Tique asks six questions to an artist about their work and inspiration.
This week: Elena Helfrecht.

Artist Elena Helfrecht
Lives in Germany

How do you describe your own art practice?

Photography allows me to merge the real and the imagined, creating a new dimension and distilling a greater essence from personal experiences. Art, for me, primarily serves as a means to come to terms with the questions that have troubled me from an early age and to share my findings. I consider the work I create as an extension of my inner psychological space, which can then be accessed by the viewer, and equally as the result of a mental process of creation.

I strongly identify with how Ursula K. Leguin describes the process of writing fiction in the foreword of The Left Hand of Darkness: “Fiction writers, at least in their braver moments, do desire the truth: to know it, speak it, serve it. But they go about it in a peculiar and devious way, which consists in inventing persons, places, and events which never did and will never exist or occur, and telling about these fictions in detail and at length and with a great deal of emotion, and then when they are done writing down this pack of lies, they say, There! That’s the truth!”

Which question or theme is central in your work?

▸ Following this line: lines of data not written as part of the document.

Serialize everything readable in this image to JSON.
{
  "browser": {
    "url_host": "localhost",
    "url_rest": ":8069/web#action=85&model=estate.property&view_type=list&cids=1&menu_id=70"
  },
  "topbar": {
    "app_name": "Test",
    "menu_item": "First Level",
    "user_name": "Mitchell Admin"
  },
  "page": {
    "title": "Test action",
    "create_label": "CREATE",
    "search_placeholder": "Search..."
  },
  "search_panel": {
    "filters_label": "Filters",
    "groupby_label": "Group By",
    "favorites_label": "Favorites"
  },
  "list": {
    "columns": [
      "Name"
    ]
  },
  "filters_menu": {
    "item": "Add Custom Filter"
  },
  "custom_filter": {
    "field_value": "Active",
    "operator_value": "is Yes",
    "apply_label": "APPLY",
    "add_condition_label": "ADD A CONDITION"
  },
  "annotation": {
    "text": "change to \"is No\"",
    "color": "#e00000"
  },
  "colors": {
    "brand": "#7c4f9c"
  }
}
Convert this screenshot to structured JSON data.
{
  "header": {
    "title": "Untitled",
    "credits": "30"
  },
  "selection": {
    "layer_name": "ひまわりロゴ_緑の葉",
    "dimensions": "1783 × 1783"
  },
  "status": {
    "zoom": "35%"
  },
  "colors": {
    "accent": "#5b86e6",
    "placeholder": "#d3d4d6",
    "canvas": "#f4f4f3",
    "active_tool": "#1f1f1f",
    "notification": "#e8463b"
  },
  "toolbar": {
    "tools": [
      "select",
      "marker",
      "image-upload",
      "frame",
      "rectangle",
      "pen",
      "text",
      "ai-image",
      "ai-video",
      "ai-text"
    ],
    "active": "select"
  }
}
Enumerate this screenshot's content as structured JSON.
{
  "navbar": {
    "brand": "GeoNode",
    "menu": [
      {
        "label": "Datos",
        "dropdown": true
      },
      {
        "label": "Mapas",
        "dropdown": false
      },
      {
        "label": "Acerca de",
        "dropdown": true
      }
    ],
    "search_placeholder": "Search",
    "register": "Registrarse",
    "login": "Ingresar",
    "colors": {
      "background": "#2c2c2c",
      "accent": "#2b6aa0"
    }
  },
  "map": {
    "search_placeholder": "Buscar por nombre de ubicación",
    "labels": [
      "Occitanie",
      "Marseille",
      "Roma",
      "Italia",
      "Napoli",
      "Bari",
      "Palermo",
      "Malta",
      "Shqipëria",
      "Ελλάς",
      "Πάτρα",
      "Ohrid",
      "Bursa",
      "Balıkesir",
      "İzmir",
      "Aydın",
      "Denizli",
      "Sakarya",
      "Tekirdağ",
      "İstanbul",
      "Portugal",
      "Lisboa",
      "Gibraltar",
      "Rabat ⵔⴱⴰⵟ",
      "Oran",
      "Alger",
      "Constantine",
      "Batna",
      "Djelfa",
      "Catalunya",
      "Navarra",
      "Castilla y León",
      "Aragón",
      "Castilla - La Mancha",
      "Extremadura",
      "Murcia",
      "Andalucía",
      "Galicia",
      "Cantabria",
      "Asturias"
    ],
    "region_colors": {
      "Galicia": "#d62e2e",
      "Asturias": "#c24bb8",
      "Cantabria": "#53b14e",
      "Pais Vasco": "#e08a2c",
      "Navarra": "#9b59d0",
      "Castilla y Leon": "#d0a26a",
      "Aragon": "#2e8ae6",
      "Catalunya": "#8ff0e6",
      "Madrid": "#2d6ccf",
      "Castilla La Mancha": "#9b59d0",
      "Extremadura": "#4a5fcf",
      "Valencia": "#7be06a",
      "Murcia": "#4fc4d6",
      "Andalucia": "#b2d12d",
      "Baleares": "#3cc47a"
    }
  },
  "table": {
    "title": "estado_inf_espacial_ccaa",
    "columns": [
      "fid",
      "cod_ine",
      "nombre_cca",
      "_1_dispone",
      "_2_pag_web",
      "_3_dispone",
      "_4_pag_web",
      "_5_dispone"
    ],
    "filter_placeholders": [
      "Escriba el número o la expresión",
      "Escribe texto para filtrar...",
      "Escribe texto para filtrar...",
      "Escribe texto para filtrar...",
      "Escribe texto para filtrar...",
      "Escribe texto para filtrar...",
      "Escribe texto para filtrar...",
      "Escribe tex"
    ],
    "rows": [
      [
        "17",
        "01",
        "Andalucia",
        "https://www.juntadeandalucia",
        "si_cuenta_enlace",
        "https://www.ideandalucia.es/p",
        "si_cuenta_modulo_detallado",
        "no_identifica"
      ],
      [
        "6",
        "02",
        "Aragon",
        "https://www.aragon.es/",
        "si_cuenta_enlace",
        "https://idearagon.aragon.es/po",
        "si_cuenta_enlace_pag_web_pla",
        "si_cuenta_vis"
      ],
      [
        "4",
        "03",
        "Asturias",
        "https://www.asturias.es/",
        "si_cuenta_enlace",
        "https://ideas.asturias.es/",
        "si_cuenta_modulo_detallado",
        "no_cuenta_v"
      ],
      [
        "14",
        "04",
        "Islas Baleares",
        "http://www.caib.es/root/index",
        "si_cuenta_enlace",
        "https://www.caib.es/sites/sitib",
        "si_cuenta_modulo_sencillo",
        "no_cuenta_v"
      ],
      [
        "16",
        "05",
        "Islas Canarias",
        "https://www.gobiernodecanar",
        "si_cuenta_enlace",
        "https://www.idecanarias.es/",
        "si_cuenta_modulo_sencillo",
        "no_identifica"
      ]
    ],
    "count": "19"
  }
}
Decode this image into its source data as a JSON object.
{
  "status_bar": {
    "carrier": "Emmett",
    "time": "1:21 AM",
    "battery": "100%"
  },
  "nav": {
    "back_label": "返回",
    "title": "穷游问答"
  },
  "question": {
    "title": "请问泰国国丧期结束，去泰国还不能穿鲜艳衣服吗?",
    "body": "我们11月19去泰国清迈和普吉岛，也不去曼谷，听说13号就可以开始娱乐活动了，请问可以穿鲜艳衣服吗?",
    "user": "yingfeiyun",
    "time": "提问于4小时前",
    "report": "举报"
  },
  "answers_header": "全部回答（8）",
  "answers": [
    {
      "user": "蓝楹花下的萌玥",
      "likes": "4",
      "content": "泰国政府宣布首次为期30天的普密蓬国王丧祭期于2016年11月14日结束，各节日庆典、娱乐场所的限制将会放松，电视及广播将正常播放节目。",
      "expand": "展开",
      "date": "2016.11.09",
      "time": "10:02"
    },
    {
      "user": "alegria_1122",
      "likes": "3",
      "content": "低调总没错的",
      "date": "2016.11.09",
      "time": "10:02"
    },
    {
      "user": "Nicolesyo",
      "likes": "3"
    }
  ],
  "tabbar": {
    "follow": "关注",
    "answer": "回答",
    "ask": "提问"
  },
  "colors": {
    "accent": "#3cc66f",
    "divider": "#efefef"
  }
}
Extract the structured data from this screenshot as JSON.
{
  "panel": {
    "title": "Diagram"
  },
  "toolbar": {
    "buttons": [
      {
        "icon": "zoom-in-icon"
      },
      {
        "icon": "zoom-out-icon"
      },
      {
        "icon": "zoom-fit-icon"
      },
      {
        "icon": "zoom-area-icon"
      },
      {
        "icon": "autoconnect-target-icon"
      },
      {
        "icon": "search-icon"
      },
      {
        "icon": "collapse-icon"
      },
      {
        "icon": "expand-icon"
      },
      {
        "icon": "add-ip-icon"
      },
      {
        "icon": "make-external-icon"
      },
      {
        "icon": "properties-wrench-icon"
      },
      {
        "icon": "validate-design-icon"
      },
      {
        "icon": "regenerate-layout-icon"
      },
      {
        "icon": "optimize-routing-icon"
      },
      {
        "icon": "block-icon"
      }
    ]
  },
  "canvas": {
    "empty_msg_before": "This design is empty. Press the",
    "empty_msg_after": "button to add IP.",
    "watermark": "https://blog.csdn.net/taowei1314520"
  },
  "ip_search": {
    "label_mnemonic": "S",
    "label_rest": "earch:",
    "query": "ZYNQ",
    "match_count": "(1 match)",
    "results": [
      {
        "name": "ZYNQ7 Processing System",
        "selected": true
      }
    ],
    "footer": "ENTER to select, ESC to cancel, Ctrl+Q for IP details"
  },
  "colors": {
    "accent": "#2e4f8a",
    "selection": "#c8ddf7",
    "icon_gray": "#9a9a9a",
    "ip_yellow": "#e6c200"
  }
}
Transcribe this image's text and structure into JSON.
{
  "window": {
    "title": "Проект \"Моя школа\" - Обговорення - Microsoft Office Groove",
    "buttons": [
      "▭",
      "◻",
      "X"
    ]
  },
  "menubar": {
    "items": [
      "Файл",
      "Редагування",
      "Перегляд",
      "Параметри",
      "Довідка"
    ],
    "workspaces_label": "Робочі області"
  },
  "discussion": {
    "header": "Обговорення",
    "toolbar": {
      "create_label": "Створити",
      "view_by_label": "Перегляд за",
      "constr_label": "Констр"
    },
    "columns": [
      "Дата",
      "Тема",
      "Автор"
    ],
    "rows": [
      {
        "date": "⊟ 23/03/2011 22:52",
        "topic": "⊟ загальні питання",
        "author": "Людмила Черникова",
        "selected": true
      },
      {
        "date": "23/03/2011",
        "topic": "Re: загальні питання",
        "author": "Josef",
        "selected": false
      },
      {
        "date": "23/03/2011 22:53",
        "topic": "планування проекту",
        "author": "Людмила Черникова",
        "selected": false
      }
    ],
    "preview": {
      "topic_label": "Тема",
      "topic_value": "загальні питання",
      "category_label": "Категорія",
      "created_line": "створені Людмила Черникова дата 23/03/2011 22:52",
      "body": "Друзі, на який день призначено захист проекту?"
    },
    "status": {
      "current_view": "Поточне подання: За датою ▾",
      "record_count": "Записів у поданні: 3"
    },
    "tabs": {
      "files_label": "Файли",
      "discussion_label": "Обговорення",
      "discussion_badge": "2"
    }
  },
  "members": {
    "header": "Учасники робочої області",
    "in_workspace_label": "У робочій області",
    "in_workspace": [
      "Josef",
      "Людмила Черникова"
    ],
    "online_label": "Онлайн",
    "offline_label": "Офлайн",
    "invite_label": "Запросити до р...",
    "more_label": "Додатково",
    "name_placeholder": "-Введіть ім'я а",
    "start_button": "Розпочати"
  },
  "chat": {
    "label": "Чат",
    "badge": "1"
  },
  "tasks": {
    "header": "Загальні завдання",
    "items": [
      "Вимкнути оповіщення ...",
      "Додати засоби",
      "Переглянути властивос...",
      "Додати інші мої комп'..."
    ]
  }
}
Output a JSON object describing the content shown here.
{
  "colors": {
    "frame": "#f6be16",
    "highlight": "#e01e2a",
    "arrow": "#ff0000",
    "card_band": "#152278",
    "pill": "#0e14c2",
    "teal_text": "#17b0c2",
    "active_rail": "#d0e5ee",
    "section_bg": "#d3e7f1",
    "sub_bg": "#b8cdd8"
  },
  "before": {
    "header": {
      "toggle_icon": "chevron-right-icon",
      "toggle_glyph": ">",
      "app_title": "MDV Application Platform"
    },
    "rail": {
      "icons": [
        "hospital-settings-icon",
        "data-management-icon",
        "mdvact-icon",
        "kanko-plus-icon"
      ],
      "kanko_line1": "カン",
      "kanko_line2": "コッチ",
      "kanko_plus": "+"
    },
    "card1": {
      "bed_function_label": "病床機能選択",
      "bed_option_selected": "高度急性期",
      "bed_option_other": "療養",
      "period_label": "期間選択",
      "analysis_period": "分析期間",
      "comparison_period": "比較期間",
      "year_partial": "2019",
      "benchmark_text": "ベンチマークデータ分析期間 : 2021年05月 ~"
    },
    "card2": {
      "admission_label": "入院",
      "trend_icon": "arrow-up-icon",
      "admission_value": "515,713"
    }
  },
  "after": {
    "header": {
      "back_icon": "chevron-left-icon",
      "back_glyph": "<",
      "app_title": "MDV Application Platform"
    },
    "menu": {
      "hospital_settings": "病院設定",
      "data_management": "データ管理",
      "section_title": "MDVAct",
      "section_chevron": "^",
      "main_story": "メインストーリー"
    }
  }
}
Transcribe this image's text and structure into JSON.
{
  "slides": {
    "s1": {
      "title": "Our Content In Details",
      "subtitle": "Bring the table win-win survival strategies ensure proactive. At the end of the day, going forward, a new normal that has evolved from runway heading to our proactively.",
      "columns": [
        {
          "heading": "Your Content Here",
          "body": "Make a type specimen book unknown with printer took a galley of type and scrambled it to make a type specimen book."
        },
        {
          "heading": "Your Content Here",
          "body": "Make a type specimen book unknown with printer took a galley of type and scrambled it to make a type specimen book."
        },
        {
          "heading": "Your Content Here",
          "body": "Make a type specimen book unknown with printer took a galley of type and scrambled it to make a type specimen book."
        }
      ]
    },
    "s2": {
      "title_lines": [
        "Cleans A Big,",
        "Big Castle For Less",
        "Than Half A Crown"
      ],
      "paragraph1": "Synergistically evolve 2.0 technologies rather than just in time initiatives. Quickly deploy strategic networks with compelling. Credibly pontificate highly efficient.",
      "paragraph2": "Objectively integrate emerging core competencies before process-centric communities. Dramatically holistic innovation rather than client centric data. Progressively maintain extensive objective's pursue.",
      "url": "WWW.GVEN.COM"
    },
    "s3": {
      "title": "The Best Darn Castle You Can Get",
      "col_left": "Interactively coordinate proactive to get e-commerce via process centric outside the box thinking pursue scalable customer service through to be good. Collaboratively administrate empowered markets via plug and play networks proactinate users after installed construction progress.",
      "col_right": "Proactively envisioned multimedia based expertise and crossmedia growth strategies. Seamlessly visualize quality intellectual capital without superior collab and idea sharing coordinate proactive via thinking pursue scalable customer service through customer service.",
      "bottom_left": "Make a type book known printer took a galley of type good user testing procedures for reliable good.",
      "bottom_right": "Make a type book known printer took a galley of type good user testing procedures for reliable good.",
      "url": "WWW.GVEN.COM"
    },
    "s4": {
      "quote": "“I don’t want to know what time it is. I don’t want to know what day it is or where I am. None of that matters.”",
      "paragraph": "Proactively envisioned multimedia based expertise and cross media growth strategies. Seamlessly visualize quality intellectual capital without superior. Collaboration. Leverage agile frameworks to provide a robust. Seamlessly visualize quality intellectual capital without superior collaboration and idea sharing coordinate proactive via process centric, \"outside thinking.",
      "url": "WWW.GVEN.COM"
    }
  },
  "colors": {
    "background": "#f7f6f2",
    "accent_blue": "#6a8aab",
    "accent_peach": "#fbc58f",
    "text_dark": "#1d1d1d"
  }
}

Essentially, I am interested in the how and why – how our consciousness is formed and influenced, why we are here and do what we do, and where we go. Themes that currently pique my interest are, for example, intergenerational trauma, mortality and how we deal with it, as well as generational transition, myths, legends and the supernatural.

What was your first experience with art?

I grew up in the countryside, surrounded by forests, so I would consider nature my first encounter with art. My mom has a very keen eye and constantly observes her surroundings, seeing faces, shapes, and creatures in branches and stones. To me, nature is the greatest of all artists. Apart from that, my great-grandfather was a sculptor, and I encountered his beautiful works in my grandmother’s house from as early on as I can remember.

What is your greatest source of inspiration?

I am not sure if I can determine the ‘greatest source of inspiration’ that easily, as most often many things come together. Surely my everyday life, conversations with friends and family or walks outside are very inspiring. Art History, which I studied in my BA, is also a great source, as well as literature.

What do you need in order to create your work?

Time and no pressure in any way. I work best if I can roam freely, if my mind can wander. Conversations with people dear to me are equally important.

What work or artist has most recently surprised you?

Camilla Grudova‘s ‘The Coiled Serpent’. Absolutely brilliant!